Many patients with intermediate and high risk SCC of the oropharynx (OPSCC) relapse despite radical chemoradiotherapy (CRT). Toxicity of current treatment limits further uniform intensification. If a predictive biomarker for outcomes from CRT can be identified during treatment, individualised and adaptive treatment strategies may be employed. 

The primary aim is to determine the threshold change in apparent diffusion coefficient (ADC) from baseline to week 3 of RT that may identify the sub-group of non-responders during treatment

Method

This is a prospective observational imaging study with national REC approval (15/WS/0159); recruiting patients with intermediate and high risk, locally advanced OPSCC receiving radical RT/CRT.  Patients undergo DW- MRI immediately prior to #1and #11. ADC measurements are obtained for target lesions (primary and lymph nodes), and % change in ADC calculated. Disease status for each target lesion is noted at follow up. 

Results

Early Results:

54 patients have been recruited to date. 5 patients have relapsed disease (4 primary site, 1 LN).
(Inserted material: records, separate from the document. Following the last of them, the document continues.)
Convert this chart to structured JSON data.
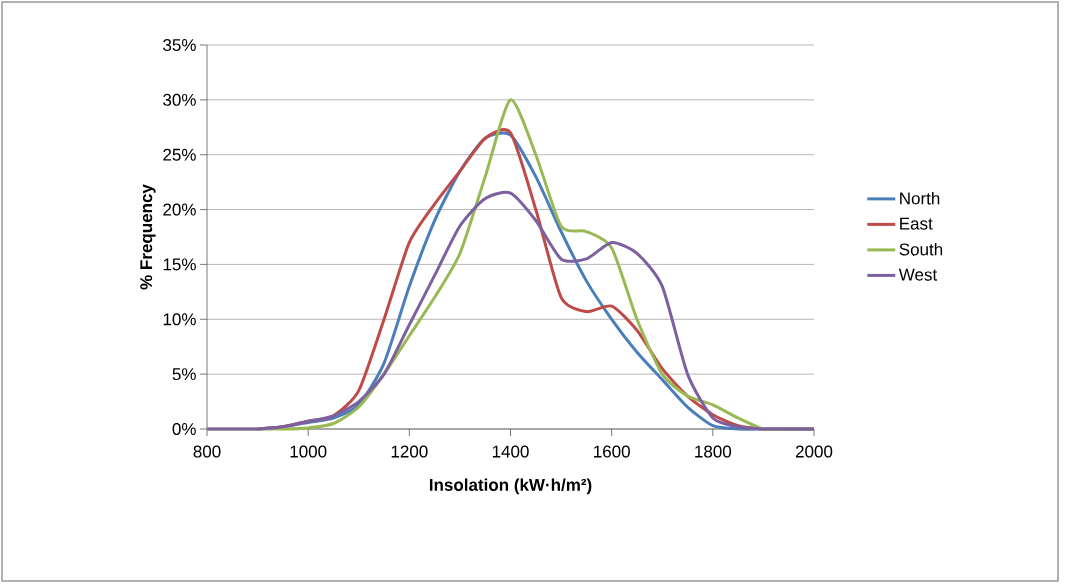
{
  "chart_data": {
    "type": "line",
    "xlabel": "Insolation (kW·h/m²)",
    "ylabel": "% Frequency",
    "x": [
      800,
      850,
      900,
      950,
      1000,
      1050,
      1100,
      1150,
      1200,
      1250,
      1300,
      1350,
      1400,
      1450,
      1500,
      1550,
      1600,
      1650,
      1700,
      1750,
      1800,
      1850,
      1900,
      1950,
      2000
    ],
    "series": [
      {
        "name": "North",
        "color": "#4a7ebb",
        "values": [
          null,
          null,
          0,
          0.2,
          0.6,
          1.0,
          2.2,
          6,
          13,
          19,
          23.5,
          26.5,
          26.8,
          23,
          18,
          13.5,
          10,
          7,
          4.5,
          2,
          0.3,
          0,
          0,
          0,
          0
        ]
      },
      {
        "name": "East",
        "color": "#be4b48",
        "values": [
          null,
          null,
          0,
          0.2,
          0.7,
          1.2,
          3.5,
          10,
          17,
          20.5,
          23.5,
          26.5,
          27,
          20,
          12,
          10.7,
          11.2,
          9,
          5.5,
          3,
          1.3,
          0.3,
          0,
          0,
          0
        ]
      },
      {
        "name": "South",
        "color": "#98b954",
        "values": [
          0,
          0,
          0,
          0,
          0.1,
          0.5,
          2,
          5,
          8.5,
          12,
          16,
          23,
          30,
          25,
          18.5,
          18,
          16.5,
          10,
          5,
          3,
          2.2,
          1,
          0,
          0,
          0
        ]
      },
      {
        "name": "West",
        "color": "#7d60a0",
        "values": [
          0,
          0,
          0,
          0.2,
          0.7,
          1.2,
          2.5,
          5,
          9.5,
          14,
          18.5,
          21,
          21.5,
          19,
          15.5,
          15.5,
          17,
          16,
          13,
          5,
          1,
          0.2,
          0,
          0,
          0
        ]
      }
    ],
    "xlim": [
      800,
      2000
    ],
    "xticks": [
      800,
      1000,
      1200,
      1400,
      1600,
      1800,
      2000
    ],
    "ylim": [
      0,
      35
    ],
    "yticks": [
      {
        "value": 0,
        "label": "0%"
      },
      {
        "value": 5,
        "label": "5%"
      },
      {
        "value": 10,
        "label": "10%"
      },
      {
        "value": 15,
        "label": "15%"
      },
      {
        "value": 20,
        "label": "20%"
      },
      {
        "value": 25,
        "label": "25%"
      },
      {
        "value": 30,
        "label": "30%"
      },
      {
        "value": 35,
        "label": "35%"
      }
    ],
    "grid": "y",
    "legend": "right",
    "marker": "none",
    "line_style": "solid"
  }
}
Mean ADC and % rise in ADC are shown below for relapsed lesions. No assessment can be made for patients who have not yet relapsed prior to completing 2 years of follow up.

 

 

Patient 4

(primary)

Patient 7

(primary)

Patient 10

(primary)

Patient 38

(primary)

Patient 22

(LN)

Baseline ADC (x10-6 mm2/s)

1306

1059

1355

1301

1375

Repeat ADC

(x10-6 mm2/s)

1438

1343

1566

1479

1621

% change

10.1

26.8

15.6

13.7

17.9

Conclusion

Establishing ADC thresholds that predict for local failure is an essential step towards using DW-MRI to improve the therapeutic ratio. Previous studies examining DW-MRI as a predictive biomarker in SCCHN have included all sub-sites and biological sub-types. Further work will be done most robustly in a single sub-type with similar biological behaviour and uniform treatment approach. The MeRInO study will help establish these thresholds in OPSCC.